Für den heutigen Freitag hat die CDU-Fraktion eine aktuelle Stunde über „negative Auswirkungen der Kampagnen eines SPD-Landtagsabgeordneten auf Firmenansiedlungen“ beantragt. Nolle feiert die Unions-Initiative genüsslich als „Ritterschlag“. Er hatte in einer Rede über „schwarzen Filz“ behauptet, dass die Stadt Stollberg dem Großinvestor Volkswagen, der dort ein Dieselmotorenwerk bauen will, ein mit einem Prozessrisiko behaftetes Grundstück verkauft habe. Der Vorwurf bezieht sich auf den Rechtsstreit um die Enteignung eines Landwirts nach dem Krieg. Volkswagen reagierte gelassen. Aber die Stollberger CDU-Abgeordnete Uta Windisch berichtet von verschreckten Investoren. Sie wirft Nolle schlampige Recherchen vor und weist seine Attacken zurück. „Ein Abgeordneter ist dem Wohl des Freistaats verpflichtet“, sagt Windisch. Nolle komme ihr mit seinem Enthüllungsdrang vor „wie ein Suchtkranker, der einen immer stärkeren Kick braucht“.

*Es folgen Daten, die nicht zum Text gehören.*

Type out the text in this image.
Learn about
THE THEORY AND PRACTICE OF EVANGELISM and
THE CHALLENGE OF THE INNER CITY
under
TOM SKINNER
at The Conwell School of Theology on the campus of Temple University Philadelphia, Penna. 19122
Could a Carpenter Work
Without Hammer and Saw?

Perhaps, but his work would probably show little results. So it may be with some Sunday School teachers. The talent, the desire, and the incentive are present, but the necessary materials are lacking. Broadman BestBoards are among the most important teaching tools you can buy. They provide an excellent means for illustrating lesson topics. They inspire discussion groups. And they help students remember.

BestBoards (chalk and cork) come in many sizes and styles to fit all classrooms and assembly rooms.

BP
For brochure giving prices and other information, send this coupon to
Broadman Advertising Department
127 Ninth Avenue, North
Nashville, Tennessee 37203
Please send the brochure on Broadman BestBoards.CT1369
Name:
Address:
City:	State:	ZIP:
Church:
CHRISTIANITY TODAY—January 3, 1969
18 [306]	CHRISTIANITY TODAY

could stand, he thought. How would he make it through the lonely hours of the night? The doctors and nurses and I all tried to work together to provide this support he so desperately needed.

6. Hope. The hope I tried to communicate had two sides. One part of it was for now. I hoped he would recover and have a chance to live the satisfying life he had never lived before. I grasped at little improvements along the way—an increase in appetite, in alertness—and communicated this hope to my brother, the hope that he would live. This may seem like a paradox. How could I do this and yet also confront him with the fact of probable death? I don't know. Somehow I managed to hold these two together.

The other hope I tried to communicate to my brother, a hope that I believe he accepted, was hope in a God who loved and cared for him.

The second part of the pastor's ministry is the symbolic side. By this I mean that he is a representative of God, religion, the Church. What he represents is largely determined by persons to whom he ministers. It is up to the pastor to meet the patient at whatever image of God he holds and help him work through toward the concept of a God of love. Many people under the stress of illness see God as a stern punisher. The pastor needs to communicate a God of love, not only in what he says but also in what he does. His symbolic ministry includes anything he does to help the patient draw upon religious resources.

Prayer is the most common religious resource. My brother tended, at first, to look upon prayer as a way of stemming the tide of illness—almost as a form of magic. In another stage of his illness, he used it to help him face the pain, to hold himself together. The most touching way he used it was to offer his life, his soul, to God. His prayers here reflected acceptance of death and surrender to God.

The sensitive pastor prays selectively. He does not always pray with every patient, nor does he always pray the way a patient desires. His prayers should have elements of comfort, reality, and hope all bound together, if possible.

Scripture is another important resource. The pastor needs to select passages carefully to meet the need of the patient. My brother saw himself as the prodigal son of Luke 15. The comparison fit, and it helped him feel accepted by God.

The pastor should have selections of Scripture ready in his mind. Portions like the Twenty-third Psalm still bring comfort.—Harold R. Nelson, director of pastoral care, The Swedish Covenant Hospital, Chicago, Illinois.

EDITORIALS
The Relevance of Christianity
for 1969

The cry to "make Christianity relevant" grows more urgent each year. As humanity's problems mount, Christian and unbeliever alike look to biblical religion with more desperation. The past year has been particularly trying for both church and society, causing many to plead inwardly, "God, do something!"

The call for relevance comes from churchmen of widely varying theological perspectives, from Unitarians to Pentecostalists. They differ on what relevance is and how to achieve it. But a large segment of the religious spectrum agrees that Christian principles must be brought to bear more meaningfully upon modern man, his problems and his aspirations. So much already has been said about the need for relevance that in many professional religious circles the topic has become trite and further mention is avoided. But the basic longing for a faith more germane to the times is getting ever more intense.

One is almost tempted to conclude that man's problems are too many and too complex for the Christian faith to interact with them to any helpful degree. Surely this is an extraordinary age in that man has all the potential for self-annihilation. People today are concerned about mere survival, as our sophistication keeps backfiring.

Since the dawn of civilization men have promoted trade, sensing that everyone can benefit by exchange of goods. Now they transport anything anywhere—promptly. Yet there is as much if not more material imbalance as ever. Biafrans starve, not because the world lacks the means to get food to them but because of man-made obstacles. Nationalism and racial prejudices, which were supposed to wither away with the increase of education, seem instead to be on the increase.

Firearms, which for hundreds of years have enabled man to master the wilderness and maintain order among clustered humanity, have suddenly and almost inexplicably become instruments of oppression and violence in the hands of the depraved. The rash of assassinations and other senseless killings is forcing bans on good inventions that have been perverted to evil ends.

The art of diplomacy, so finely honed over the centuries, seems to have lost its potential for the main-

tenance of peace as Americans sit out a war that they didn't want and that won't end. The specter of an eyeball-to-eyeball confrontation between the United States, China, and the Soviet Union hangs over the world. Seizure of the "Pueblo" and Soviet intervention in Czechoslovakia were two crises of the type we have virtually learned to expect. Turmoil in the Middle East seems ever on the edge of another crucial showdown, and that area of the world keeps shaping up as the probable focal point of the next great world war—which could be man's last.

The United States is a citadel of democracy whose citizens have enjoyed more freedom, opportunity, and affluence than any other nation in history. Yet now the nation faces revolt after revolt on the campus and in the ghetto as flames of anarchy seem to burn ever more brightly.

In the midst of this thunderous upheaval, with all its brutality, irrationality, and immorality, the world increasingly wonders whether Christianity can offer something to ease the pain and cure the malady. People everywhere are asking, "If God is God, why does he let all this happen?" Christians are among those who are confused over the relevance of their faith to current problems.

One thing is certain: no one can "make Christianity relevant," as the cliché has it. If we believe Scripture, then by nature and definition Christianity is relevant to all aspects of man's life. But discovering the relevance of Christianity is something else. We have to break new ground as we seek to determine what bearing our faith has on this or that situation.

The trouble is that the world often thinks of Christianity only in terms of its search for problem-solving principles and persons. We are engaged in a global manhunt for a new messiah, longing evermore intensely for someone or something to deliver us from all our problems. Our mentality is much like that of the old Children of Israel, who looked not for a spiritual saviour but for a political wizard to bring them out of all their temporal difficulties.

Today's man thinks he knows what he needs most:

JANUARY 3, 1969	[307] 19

Wenn Nolle loslegt, greift der Brachialrhetoriker meist zum ganz großen Besteck. Zu seinem Repertoire gehören wortgewaltige E-Mails, Anzeigen gegen Politiker und umfangreiche Anfragen im Landtag. Journalisten behandelt er oft, als wären sie Komplizen. Bei jeder Geschichte überlegt Nolle, wem er sie im Interesse größter Wirkung exklusiv anbietet. Sobald irgendwas erschienen ist, verbreitet er die Artikel als vermeintlichen Beleg für die Brisanz seiner Vorwürfe.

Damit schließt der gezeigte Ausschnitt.